As if voting wasn't complicated enough, voters in the Virginia 7th will now have to face two different elections on November 4. Because Eric Cantor has effectively resigned his office instead of waiting until his term is up, the Governor has added a special election to the ballot.
So voters will have to make two choices: who will finish the rest of Cantor's term this year, and who will take over the seat in 2015. Of course, most will choose the same guy, but it will almost certainly confuse some folks.
And there may be one big difference in the two simultaneous elections: Libertarian candidate James Carr will most likely NOT be on the special election ballot. Why? Because state rules automatically place major-party candidates on the ballot, but force third parties to collect 1,000 signatures. Carr is unlikely to be able to gather that many in just a few weeks.
Carr appealed to the state election board, which quite rightly said they could do nothing, as the law is clear. But that's the point: the system is rigged to prevent challengers from having much of a chance against the two main parties. Democrats and Republicans may be ideologically opposed to each other, but they both conspire to control the electoral process.
The rules also work to limit challengers within parties, as well. For special elections, parties organize meetings where members can vote to select the candidate. (Trammell was already chosen at such a meeting.) Brat, leaving nothing to chance, warned supporters in an e-mail last week to turn out for this week's Republican mass meeting:
While it only makes sense that the person elected to serve in January also be elected to serve in the lame duck session, other potential candidates could register over the next week to run for the nomination. That’s why it’s so important that our team shows up in huge numbers to vote on August 14th.
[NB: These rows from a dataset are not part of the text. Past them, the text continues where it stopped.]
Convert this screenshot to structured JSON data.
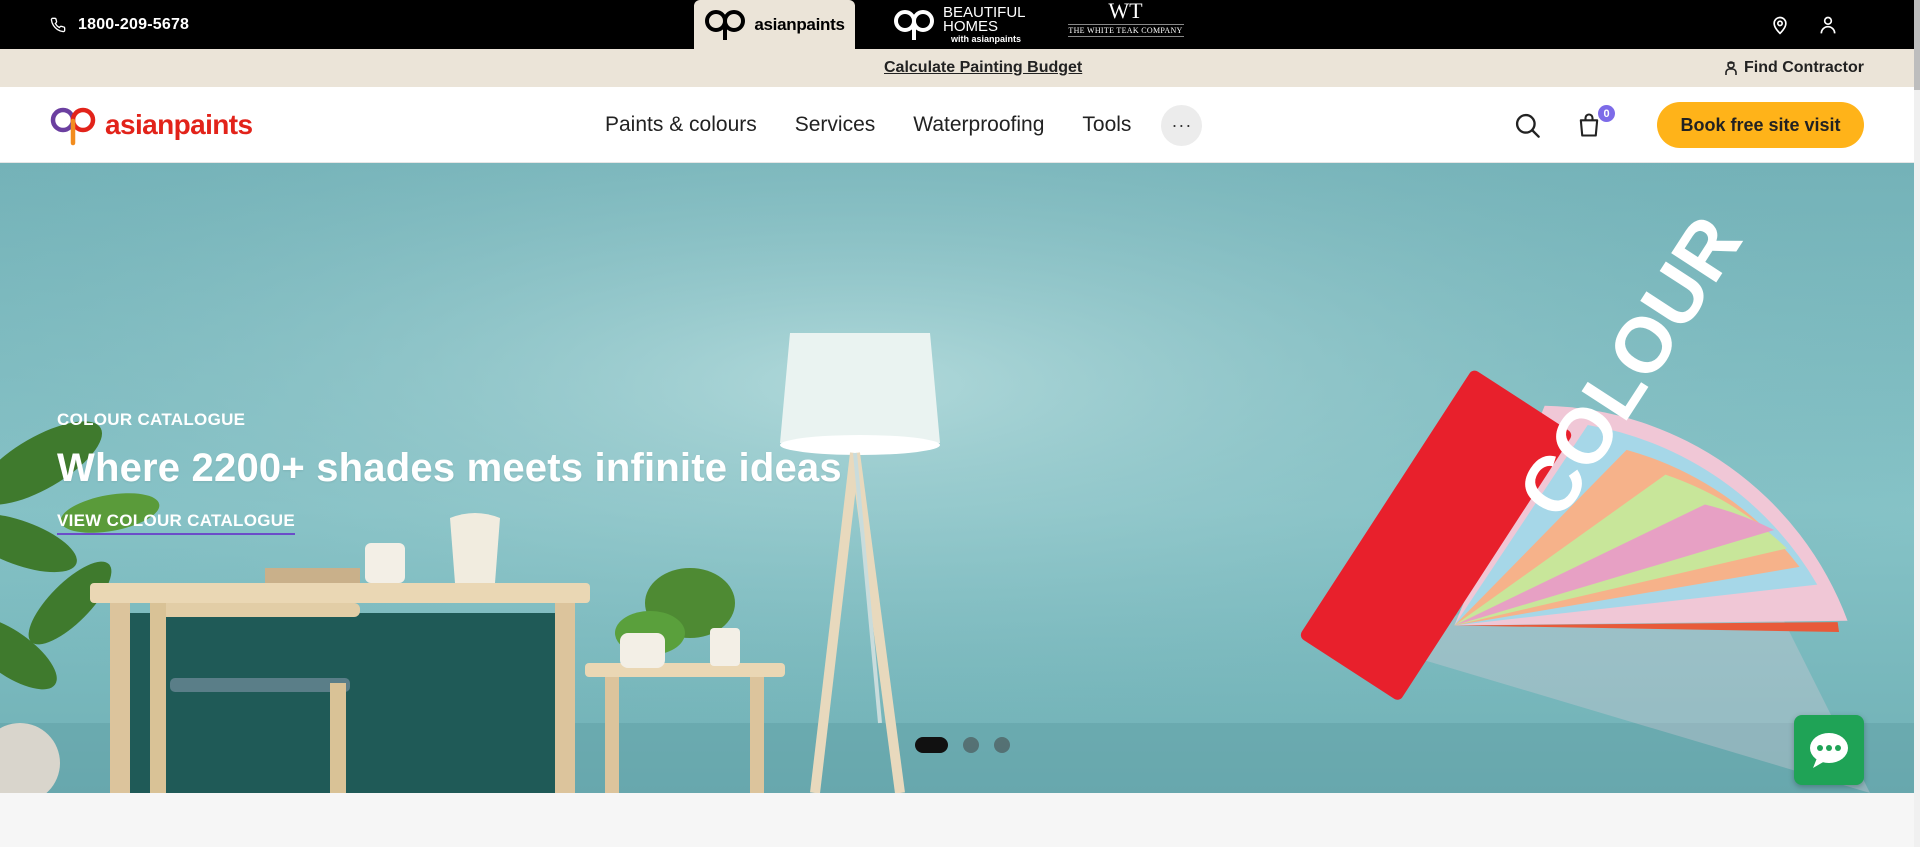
{
  "topbar": {
    "phone": "1800-209-5678",
    "brands": [
      {
        "name": "asianpaints"
      },
      {
        "name_line1": "BEAUTIFUL",
        "name_line2": "HOMES",
        "tag": "with asianpaints"
      },
      {
        "mark": "WT",
        "name": "THE WHITE TEAK COMPANY"
      }
    ]
  },
  "strip": {
    "budget_link": "Calculate Painting Budget",
    "find_contractor": "Find Contractor"
  },
  "nav": {
    "logo": "asianpaints",
    "items": [
      "Paints & colours",
      "Services",
      "Waterproofing",
      "Tools"
    ],
    "more": "···",
    "cart_count": "0",
    "cta": "Book free site visit"
  },
  "hero": {
    "eyebrow": "COLOUR CATALOGUE",
    "headline": "Where 2200+ shades meets infinite ideas",
    "link": "VIEW COLOUR CATALOGUE",
    "fan_label": "COLOUR",
    "slides": 3,
    "active_slide": 1
  },
  "colors": {
    "brand_red": "#e2231a",
    "cta_yellow": "#ffb319",
    "chat_green": "#1fa356",
    "strip_beige": "#ebe4d8",
    "badge_purple": "#7d6be8"
  }
}
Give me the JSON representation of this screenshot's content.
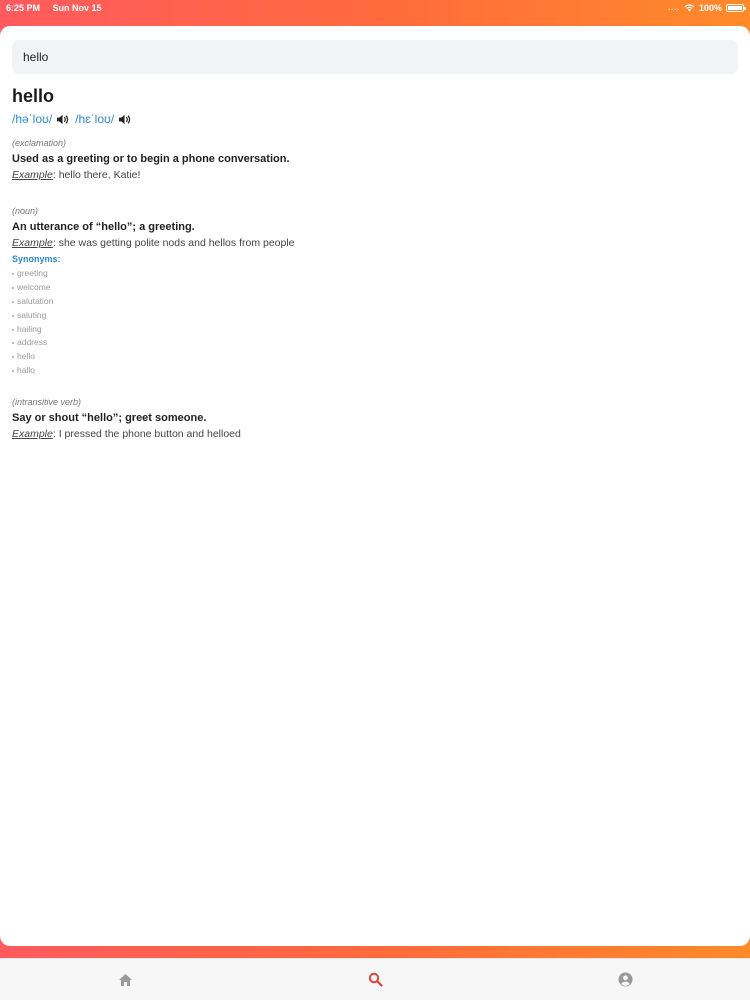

Brat is now well-ensconced as the Republican candidate, so he shouldn't face any challenge. But he really needn't have worried; the party rules note that unless anyone files to face him in a vote for the special election, the meeting will be cancelled. And oh yeah: if you want to challenge Brat, you need to pay the party a $2,500 fee.
Sure, there are perfectly reasonable explanations for why these rules are in place; you want serious candidates only, people would run their cats for office, yadda yadda. The net effect of all of these rules, though, is to severely restrict voting choices. If you're wondering why most elections seem to offer a choice between Tweedledum vs. Tweedledee, it's because that's exactly the way the parties want it.